A lot is said about the money that City have at their disposal but money only gets you past a player’s agent and his current club’s board, it’s what you’ve got to offer after that, when you’re actually talking to the player, that makes the difference. How many players will Pep be able to attract that previously weren’t even thinking of leaving their current clubs? It’s frightening.

I’m trying not to think about it.

Let’s also talk about ticket prices. I doff my cap to Liverpool fans, the recent walkout against Sunderland was fantastic, one which sent a very powerful message to your owners. What has been the result of that? And do you think more clubs should follow suit?

The owners – and perhaps just as importantly their man on the ground here in Liverpool – got to see quite clearly that football fans aren’t customers and that even though we are a captive audience with no intentions of shopping at a competitor’s instead we are not pushovers and we won’t put up with much more of this exploitation. The climbdown was good, although for some seats the cost is actually going to be even more expensive than it was with the £77 plans, so there was a certain amount of spin involved, but nobody will pay more than £59 for general admission next season. Anyone who says ‘only £59’ when talking about a seat at a football match needs their head wobbling though.

I think we can only do so much as Liverpool fans, I think all of us, fans of all clubs, need to start getting a message out that one of the biggest reasons this league sells so well to those bloated media companies is because a massive part of the entertainment value is what happens around the pitch as well as on it.
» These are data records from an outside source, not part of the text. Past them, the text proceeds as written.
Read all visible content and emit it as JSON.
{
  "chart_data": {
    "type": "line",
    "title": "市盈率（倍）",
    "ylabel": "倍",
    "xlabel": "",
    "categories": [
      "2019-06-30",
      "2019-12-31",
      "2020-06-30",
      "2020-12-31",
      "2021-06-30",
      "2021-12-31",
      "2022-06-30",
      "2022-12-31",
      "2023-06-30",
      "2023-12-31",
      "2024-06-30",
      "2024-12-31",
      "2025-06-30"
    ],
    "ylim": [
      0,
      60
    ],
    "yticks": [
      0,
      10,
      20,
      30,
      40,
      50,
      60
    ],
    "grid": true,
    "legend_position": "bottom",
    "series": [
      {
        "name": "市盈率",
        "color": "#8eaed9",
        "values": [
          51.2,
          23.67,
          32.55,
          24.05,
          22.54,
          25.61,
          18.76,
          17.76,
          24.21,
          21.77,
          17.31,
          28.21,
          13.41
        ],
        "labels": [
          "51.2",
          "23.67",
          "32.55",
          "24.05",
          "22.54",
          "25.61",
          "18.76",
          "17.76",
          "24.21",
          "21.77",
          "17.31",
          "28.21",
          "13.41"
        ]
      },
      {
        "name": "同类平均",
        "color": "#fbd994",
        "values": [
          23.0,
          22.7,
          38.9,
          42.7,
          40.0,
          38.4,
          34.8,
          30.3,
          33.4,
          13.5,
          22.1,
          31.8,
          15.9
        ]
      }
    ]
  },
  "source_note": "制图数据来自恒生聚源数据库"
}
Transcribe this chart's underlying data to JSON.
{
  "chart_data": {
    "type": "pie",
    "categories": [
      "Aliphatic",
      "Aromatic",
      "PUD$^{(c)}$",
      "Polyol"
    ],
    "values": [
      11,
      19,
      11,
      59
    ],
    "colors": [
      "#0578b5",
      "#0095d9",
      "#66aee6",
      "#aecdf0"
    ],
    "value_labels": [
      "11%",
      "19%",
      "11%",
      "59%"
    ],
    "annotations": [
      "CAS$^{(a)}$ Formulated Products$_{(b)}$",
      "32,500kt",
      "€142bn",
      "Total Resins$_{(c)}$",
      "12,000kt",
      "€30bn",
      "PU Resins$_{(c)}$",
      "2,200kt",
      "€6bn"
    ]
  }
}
If those of us who’ve been going for years all suddenly found a new hobby the TV companies would desert the sport immediately.

Even allowing for inflation, the cost to get into the Kop at Anfield in the late eighties works out at around £7 each and that’ll be much the same at all the other Premier League clubs. It has to change and, with all the revenue coming in from TV, there is no reason why it can’t.

From a Manchester City point of view, is there an area in Liverpool’s side that we can exploit? Much has been said about your defending from set pieces, but as we’re a side that seemingly never scores from corners, are there any other vulnerabilities that we could potentially “get at”?

One tactic a few teams have tried is to act like they are playing for the draw and let us have the ball for 70 minutes, sitting back and watching as we waste chance after chance, or fail to actually create any, despite apparently having full control of the game. By that stage we’ve basically switched off completely at the back and it doesn’t take much at all for panic to set in if the opposition suddenly decide to start trying to win the game. Hopefully we’ve learned from this by now.

Finally, what’s your prediction for Sunday’s game?

It’s so hard to predict this game. I know most ‘neutral’ observers seem to have it nailed on as a win for City but I don’t think it’s so cut and dried. What I do think we’ll get is another great game for those neutrals and a few goals too. In my completely impartial opinion I’m going for a 4-3 win for Liverpool!